“Nothing can exceed the wondrous beauty of Little Zion Valley, which separates the two temples and their respective groups of towers.”

West Rim Trail, Zion National Park

But the traveler has not yet reached the gates of Zion, although distant views continue to appear and disappear. The Virgin River is now near at hand on the right, a swift, moody, meandering stream whose red waters are the creators of the fertile farms along its banks and sometimes their destroyers. The foreground landscape is red, although the broad, sloping buttresses of the mesas, folded, fluted and flounced ad infinitum, display buffs, yellows, grays, browns and purples.

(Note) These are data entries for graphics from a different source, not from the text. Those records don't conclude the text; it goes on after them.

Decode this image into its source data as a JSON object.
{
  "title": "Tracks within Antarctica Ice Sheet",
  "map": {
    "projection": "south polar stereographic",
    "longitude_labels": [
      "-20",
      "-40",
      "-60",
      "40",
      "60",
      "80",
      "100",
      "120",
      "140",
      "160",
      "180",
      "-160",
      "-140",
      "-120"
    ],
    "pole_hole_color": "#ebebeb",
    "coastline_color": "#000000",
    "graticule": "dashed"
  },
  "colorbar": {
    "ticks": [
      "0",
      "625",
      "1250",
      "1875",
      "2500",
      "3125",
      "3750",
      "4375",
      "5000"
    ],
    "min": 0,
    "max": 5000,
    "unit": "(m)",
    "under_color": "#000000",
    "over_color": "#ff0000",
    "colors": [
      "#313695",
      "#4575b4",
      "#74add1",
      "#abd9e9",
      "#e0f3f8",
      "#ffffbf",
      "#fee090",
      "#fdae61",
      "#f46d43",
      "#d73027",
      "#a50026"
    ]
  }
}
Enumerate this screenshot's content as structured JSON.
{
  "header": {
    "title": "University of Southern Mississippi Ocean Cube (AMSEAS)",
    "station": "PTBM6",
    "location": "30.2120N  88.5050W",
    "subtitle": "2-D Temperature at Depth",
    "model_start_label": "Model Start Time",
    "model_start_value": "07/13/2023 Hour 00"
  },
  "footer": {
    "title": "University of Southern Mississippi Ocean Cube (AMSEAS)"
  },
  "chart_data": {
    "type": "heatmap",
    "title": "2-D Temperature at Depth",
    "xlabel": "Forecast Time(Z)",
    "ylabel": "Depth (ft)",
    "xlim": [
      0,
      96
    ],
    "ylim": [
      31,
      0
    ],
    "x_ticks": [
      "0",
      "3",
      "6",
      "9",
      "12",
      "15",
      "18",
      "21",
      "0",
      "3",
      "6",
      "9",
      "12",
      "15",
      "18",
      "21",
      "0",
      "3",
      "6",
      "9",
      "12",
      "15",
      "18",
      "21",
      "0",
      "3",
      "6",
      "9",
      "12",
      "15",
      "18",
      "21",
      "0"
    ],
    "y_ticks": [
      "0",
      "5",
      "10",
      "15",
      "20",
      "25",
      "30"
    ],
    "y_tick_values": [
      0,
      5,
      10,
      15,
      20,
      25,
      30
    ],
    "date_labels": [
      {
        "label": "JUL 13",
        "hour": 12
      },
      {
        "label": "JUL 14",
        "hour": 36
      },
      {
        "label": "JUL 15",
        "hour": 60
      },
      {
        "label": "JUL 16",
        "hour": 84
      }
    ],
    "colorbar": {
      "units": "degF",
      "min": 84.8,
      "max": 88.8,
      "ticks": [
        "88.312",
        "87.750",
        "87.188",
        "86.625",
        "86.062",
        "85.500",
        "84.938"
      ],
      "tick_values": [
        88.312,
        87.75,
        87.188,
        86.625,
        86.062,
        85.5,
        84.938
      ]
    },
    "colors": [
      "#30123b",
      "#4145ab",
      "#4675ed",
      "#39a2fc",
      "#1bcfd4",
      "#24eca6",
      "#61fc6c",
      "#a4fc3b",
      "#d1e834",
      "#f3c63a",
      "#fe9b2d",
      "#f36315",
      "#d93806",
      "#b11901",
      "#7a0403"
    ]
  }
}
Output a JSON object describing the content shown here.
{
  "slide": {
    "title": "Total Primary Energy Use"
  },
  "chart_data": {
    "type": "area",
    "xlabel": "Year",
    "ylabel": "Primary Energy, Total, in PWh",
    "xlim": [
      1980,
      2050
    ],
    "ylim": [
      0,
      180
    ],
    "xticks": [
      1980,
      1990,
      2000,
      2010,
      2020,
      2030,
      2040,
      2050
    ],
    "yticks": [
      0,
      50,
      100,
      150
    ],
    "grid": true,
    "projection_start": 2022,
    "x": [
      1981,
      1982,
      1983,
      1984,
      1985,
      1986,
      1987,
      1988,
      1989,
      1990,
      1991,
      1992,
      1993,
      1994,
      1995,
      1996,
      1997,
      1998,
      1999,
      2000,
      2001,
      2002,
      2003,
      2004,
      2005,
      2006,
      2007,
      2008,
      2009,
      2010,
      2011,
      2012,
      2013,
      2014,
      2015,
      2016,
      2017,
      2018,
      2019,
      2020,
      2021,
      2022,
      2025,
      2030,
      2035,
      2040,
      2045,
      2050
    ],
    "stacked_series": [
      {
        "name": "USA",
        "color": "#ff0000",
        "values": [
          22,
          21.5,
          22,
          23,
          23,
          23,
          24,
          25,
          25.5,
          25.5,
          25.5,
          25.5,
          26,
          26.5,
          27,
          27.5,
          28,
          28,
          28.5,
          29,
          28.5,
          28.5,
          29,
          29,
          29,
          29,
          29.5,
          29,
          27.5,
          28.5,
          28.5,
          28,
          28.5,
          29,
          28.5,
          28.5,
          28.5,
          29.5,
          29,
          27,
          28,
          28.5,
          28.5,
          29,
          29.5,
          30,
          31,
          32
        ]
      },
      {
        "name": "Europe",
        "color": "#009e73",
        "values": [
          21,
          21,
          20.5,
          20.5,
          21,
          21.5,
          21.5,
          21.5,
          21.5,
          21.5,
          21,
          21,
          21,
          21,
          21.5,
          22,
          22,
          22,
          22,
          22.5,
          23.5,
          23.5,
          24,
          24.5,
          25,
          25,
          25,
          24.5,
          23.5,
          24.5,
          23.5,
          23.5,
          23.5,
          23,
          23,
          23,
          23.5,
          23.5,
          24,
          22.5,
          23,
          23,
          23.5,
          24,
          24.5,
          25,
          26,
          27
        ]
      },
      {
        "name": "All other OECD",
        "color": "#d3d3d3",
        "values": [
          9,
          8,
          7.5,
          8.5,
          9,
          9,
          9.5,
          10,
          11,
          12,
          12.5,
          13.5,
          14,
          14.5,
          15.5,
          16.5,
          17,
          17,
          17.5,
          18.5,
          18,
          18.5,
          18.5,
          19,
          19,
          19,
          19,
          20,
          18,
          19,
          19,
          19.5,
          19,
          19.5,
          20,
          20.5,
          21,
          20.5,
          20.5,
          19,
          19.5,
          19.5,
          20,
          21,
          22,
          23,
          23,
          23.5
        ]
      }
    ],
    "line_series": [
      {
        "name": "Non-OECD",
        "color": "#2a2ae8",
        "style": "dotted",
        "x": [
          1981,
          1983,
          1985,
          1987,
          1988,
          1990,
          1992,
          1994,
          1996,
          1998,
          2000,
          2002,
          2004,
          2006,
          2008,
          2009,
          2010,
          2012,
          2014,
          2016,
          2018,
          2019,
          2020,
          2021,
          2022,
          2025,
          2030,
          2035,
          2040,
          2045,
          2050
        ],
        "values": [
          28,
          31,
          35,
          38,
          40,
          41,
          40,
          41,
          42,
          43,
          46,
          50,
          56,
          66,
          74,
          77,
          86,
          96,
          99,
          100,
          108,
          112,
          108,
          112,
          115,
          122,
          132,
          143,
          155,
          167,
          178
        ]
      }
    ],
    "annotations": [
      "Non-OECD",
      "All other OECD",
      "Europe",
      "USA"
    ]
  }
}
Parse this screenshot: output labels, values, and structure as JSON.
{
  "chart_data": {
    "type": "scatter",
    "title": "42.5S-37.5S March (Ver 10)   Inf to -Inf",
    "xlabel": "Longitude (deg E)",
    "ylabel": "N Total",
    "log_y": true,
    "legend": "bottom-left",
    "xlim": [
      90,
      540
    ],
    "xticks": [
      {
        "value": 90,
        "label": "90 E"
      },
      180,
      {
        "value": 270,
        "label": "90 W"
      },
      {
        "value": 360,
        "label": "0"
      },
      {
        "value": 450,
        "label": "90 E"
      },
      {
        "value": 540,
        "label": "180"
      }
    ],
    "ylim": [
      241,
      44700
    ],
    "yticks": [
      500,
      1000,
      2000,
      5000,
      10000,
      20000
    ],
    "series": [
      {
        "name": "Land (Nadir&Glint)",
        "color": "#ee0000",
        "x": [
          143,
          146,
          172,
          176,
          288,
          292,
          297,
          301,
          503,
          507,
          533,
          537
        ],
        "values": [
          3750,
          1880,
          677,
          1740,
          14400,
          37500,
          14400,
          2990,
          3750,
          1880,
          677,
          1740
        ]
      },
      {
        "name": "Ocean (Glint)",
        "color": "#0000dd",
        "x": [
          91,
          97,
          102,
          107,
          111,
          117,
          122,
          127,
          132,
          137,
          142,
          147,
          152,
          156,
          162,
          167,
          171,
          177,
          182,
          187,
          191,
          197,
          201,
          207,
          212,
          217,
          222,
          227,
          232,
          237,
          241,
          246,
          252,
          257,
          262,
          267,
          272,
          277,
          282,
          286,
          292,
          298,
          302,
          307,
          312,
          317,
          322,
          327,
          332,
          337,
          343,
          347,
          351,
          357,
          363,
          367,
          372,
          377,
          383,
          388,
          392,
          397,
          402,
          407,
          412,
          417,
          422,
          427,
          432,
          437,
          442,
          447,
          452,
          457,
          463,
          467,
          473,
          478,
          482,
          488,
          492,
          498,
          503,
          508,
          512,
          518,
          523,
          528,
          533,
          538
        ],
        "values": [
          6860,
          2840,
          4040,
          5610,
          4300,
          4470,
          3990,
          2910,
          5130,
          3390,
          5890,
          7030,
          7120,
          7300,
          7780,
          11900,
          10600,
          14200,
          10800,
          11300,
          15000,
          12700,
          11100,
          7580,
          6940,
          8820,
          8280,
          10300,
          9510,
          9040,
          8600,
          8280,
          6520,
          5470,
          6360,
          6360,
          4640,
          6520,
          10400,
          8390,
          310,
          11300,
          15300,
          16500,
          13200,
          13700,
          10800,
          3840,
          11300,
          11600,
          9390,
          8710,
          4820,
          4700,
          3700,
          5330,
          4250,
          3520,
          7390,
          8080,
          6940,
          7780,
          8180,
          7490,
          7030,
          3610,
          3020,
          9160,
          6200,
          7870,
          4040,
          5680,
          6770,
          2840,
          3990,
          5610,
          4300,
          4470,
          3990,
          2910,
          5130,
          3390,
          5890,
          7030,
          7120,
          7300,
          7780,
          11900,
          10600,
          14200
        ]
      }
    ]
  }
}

Sentinel Peak, Zion National Park

Near Virgin City there is a view northeastward of sensational Guardian Angel Pass. Across Great West Canyon, apparently, stands an immense dam of rock cleft by a rectangular aperture as regular as if cut by engineers; surmounting the barrier are two towering white cones, the ghostly guardians of the gap. Another fascinating feature of the panorama is the complex convergence of the battlemented mesa promontories from all directions except the south; these carved and tinted headlands actually seem to advance upon the beholder. In the east are the pinnacled spires of the Eagle Crags, shattered to dagger sharpness.

Rockville, another village beside the Virgin, was founded by Mormon pioneers in 1861, and was long an important telegraph station. There is a petrified forest in the vicinity.

About five miles beyond, the two profound chasms, the Mukuntuweap (Zion) and the Parunuweap, converge; and the two sublime domes, the East and West Temples, with their incredible crests of crimson bleeding down their pale precipices, soar above the rushing waters. Springdale, the last Mormon hamlet, is passed; then the Ranger Station at the southern boundary of Zion National Park.